Der Sonntag im Schwetzinger Schlossgarten beginnt mit Sonnenschein und einer ausgelassenen Picknickstimmung. Am Ende steigert sich die Stimmung auf komplette Euphorie, während gleichzeitig Regen und Blitze am Himmel für Abkühlung sorgen.

Das Prinzip ein Mann mit Gitarre allein auf der Bühne setzt sich bei Passenger schon beim Support Act durch. Denn als Auftakt zu Musik im Park in Schwetzingen darf am Sonntag Passengers guter Freund Stu Larsen auf die Bühne und sein Können zeigen. Der australische Songwriter spielt Folk mit Einflüssen von Country und ist inzwischen ein echter Globetrotter.

Ähnlich wie Passenger in seinen Anfangsjahren reist er quer durch die Welt und sammelt Geschichten für seine Songs. Das Publikum sitzt derweil überall auf der Rasenfläche. Viele haben ihre Picknickdecken mitgebracht und lauschen gespannt dem Sänger auf der Bühne und geben ihm nach jedem Song viel Applaus.

Passenger und sein Publikum

Gegen 21 Uhr wird das Publikum langsam ungeduldig und fordert mit rhythmischem Klatschen den Sänger auf, endlich loszulegen. Kurz darauf erscheint Passenger und bedankt sich zuerst bei den vielen Zuschauern, die zu dieser tollen Location im Schlossgarten Schwetzingen gekommen sind. Er legt los mit "Fairytales & Firesides". Das Publikum lauscht gespannt dem Sänger mit der gewaltigen Stimme, um dann nach dem Song in Jubel auszubrechen.

Er trinkt der derweil einen "kleinen Apfelsaft" und muss alle Zuschauer, die eine Band erwartet haben, enttäuschen. Es gibt nur "me and my guitar and you don't get your money back". Enttäuscht ist aber niemand, auch wenn die Zuschauer anfangs nicht so mitsingen, wie es Passenger gerne hätte. Sie belassen es beim rhythmischen Klatschen, während er sich zu "Life's For The Living" fast die Finger auf der Gitarre wund spielt.
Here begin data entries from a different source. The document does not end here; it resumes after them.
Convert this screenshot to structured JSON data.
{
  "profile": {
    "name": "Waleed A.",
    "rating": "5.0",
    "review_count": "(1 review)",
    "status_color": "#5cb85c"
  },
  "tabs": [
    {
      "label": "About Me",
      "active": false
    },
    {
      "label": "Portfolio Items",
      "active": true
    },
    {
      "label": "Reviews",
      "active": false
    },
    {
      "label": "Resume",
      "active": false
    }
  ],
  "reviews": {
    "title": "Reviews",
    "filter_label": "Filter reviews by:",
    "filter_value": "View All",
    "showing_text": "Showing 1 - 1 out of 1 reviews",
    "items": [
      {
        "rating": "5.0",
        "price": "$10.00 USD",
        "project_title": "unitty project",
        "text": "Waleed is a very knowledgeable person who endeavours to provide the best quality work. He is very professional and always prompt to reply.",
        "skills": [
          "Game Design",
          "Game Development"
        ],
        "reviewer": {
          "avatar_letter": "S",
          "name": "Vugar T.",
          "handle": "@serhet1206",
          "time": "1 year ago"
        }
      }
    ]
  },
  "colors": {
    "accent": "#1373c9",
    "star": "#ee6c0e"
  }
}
Dafür hat er aber ein Publikum, dass wirklich zuhören kann und sich nicht wie eine Horde Wilder benimmt. Das hatte er wohl einen Tag zuvor in der Schweiz und meinte nur dazu: "It was like Lord Of The Rings, a concert in Mordor". Das Publikum in Schwetzingen scheint ihm wohl mehr zu liegen, wie man später nochmals merkt.  

Geschichten aus dem Leben

Die nächsten Songs sind entstanden, weil Passenger den Geschichten von Menschen zugehört hat. Seinen Song "David" über einen alten Mann aus Glasgow, der auf einer Treppe vor seinem Hotel saß, ist eine beeindruckende Performance. Passenger akzentuiert den Song gekonnt, mal laut, dann wieder leise, mal wird er tiefgründig, dann wieder extrovertiert.
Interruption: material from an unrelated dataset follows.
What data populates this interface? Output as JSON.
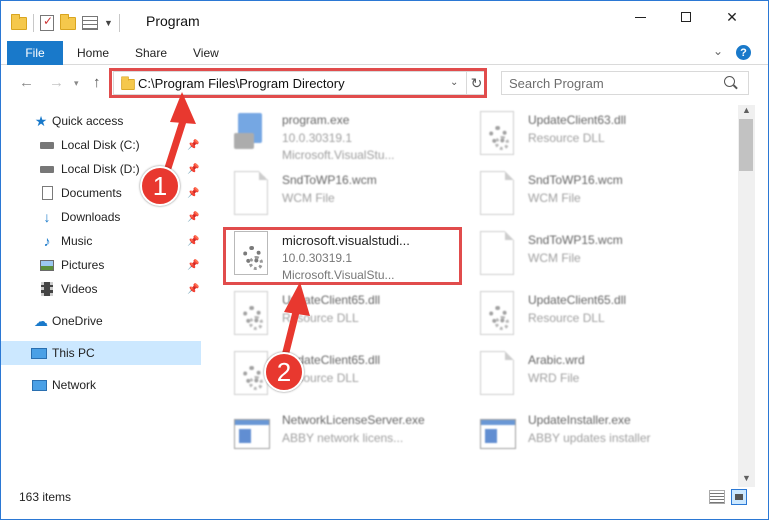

Ebenso faszinierend ist die Entstehung des Songs "Travelling Alone". Hier holt Passenger besonders weit aus und erzählt, wie er aus zwei Geschichten einen Song machte. Der erste Teil erzählt von einem Mann aus Australien, den er in Kopenhagen traf. Er hatte mit seiner Frau jahrelang für eine Weltreise gespart. Kurz bevor es losgehen sollte, verstarb seine Frau. Nun ist er allein unterwegs. Diesen ersten Teil des Songs hörte eine Frau in Zürich und begann zu weinen. Sie war nach 15 Jahren von ihrem Freund verlassen worden und war nun auch allein. Daraus entstand der zweite Teil des Songs.

Aber Passenger hat nicht nur sentimentale Songs, sondern auch eine klare Meinung zum Leben und drückt diese aus im Song "I Hate". Darin giftet er nicht nur gegen soziale Medien und Castingshows, sondern baut auch geschickt die Geschichte mit dem Schweizer Konzert wieder ein mit den Worten: "I hate playing concerts in Mordor". Darin erkennt man die Klasse dieses Musikers, der jederzeit auf alle Zwischenrufe reagiert und jede Gegebenheit sofort in seine Songs einbauen kann. Später wird er noch deutlicher mit den Worten: "You can make music like Justin Bieber or Miley Cyrus to be successful, or you can make music you like". 

Das Medley mit dem Welthit

Aus seinen sieben Alben, denen demnächst ein weiteres Album folgen soll, spielt Pasenger zunächst "Underwater Bride" und dann den Rockysong "Eye Of The Tiger", bevor er zu seinem einzigen Welthit kommt. Als er "Let Her Go" anstimmt, fangen die Fans sogar an, mal mitzusingen. Diesen Titel können wirklich alle mitsingen.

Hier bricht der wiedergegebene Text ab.